Due to the versatility of the material that can be patterned and its cost effectiveness, contact printing lends itself well as a technology to print organic layers that make up OLED displays. This research concentrates on the viability of using shape memory polymers (SMPs) as stamps in contact printing. SMP stamps may thermally trigger shape change and thus a means to control adhesion between the stamp and substrate.
Simulation of compression of different stamp geometries with variable backing layer compliance on a rigid substrate allows us to isolate the contribution of the backing layer in different stamp geometries.

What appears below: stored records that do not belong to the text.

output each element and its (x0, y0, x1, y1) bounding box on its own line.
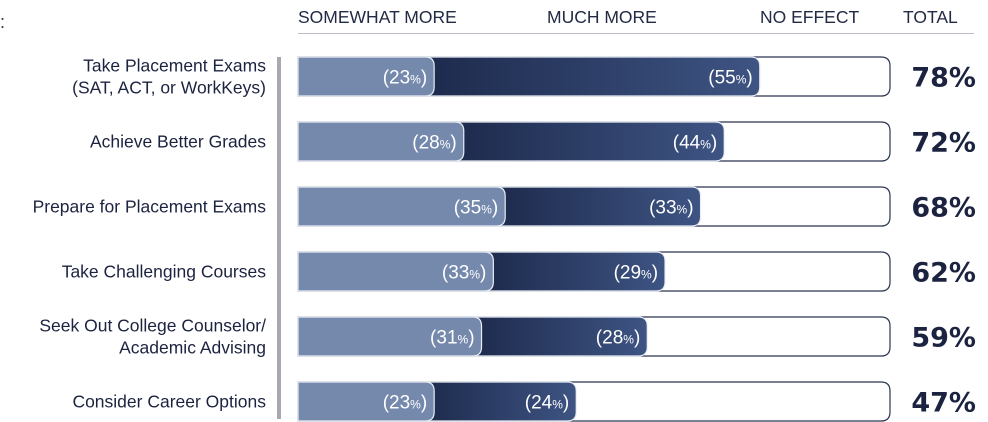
total-label: 59% (911, 323, 976, 354)
value-label-somewhat-more: (31%) (430, 328, 474, 349)
header-no-effect: NO EFFECT (760, 7, 860, 27)
bar-somewhat-more (297, 251, 494, 292)
stray-colon: : (0, 12, 6, 32)
value-label-somewhat-more: (33%) (442, 263, 486, 284)
header-much-more: MUCH MORE (547, 7, 657, 27)
bar-somewhat-more (297, 381, 435, 422)
bar-much-more (494, 186, 702, 227)
value-label-much-more: (28%) (596, 328, 640, 349)
total-label: 62% (911, 258, 976, 289)
value-label-much-more: (29%) (614, 263, 658, 284)
value-label-somewhat-more: (28%) (412, 133, 456, 154)
total-label: 78% (911, 63, 976, 94)
bar-somewhat-more (297, 56, 435, 97)
bar-somewhat-more (297, 186, 506, 227)
value-label-somewhat-more: (35%) (454, 198, 498, 219)
bar-somewhat-more (297, 121, 465, 162)
value-label-much-more: (24%) (525, 393, 569, 414)
bar-much-more (453, 121, 725, 162)
header-total: TOTAL (903, 7, 958, 27)
bar-much-more (482, 251, 666, 292)
bar-much-more (470, 316, 648, 357)
bar-somewhat-more (297, 316, 483, 357)
total-label: 68% (911, 193, 976, 224)
header-somewhat-more: SOMEWHAT MORE (298, 7, 457, 27)
category-label: (SAT, ACT, or WorkKeys) (72, 78, 266, 98)
category-label: Take Challenging Courses (62, 262, 267, 282)
category-axis-line (277, 57, 281, 419)
category-label: Academic Advising (119, 338, 266, 358)
category-label: Take Placement Exams (83, 56, 266, 76)
value-label-much-more: (55%) (708, 68, 752, 89)
value-label-somewhat-more: (23%) (383, 393, 427, 414)
category-label: Prepare for Placement Exams (33, 197, 267, 217)
total-label: 72% (911, 128, 976, 159)
category-label: Consider Career Options (72, 392, 266, 412)
category-label: Achieve Better Grades (90, 132, 266, 152)
header-rule (298, 33, 974, 34)
total-label: 47% (911, 388, 976, 419)
bar-much-more (423, 56, 761, 97)
value-label-much-more: (44%) (673, 133, 717, 154)
value-label-somewhat-more: (23%) (383, 68, 427, 89)
category-label: Seek Out College Counselor/ (39, 316, 266, 336)
value-label-much-more: (33%) (649, 198, 693, 219)
bar-much-more (423, 381, 577, 422)
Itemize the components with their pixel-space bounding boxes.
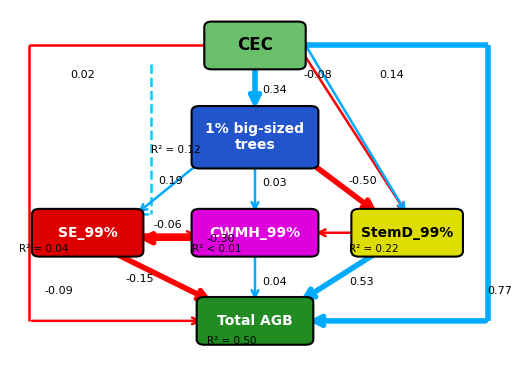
Text: 0.34: 0.34 — [263, 84, 287, 94]
Text: 0.53: 0.53 — [349, 277, 373, 287]
Text: 0.03: 0.03 — [263, 178, 287, 188]
Text: SE_99%: SE_99% — [57, 226, 118, 240]
Text: 0.19: 0.19 — [159, 176, 183, 186]
Text: R² = 0.22: R² = 0.22 — [349, 244, 398, 254]
FancyBboxPatch shape — [351, 209, 463, 257]
FancyBboxPatch shape — [204, 21, 306, 69]
FancyArrowPatch shape — [140, 165, 197, 211]
Text: R² < 0.01: R² < 0.01 — [192, 244, 241, 254]
FancyArrowPatch shape — [139, 231, 194, 238]
FancyArrowPatch shape — [32, 317, 199, 324]
FancyArrowPatch shape — [307, 48, 404, 209]
FancyArrowPatch shape — [315, 316, 485, 325]
FancyArrowPatch shape — [251, 67, 260, 102]
Text: 0.04: 0.04 — [263, 277, 287, 287]
Text: 0.02: 0.02 — [70, 70, 95, 80]
Text: StemD_99%: StemD_99% — [361, 226, 453, 240]
Text: -0.06: -0.06 — [153, 221, 182, 231]
FancyBboxPatch shape — [192, 209, 319, 257]
FancyArrowPatch shape — [113, 252, 206, 299]
FancyBboxPatch shape — [192, 106, 319, 168]
Text: Total AGB: Total AGB — [217, 314, 293, 328]
Text: CEC: CEC — [237, 37, 273, 54]
FancyArrowPatch shape — [252, 166, 258, 209]
Text: -0.30: -0.30 — [207, 234, 236, 244]
FancyArrowPatch shape — [313, 165, 372, 209]
FancyArrowPatch shape — [145, 234, 308, 243]
Text: 0.14: 0.14 — [379, 70, 404, 80]
FancyBboxPatch shape — [197, 297, 313, 345]
FancyArrowPatch shape — [319, 229, 356, 236]
Text: -0.50: -0.50 — [349, 176, 378, 186]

This lends insight into the deformation mechanics of the stamp.
The nonlinear behavior of one stamp material was investigated at different temperatures and strains. This data allows understanding the behavior of the material when it undergoes thermal cycling as is the case in contact printing. Rheological models simulate viscoplastic materials and provide a good foundation to simulate such materials effectively over various strains and temperatures.
Critical strain energy release rate, a fracture mechanics concept, can be used to study the delamination mechanics of two surfaces in adhesive contact. Delamination of cylindrical stamps made of PCL (polycaprolactone) from a rigid substrate was simulated in ABAQUS using a traction-separation law which dictates the interfacial adhesion mechanics between the surfaces. An accurate estimate of the surface energy of the stamp material was made possible by examining the local traction-separation relation. This approach demonstrates an easily applicable method to estimate surface energy.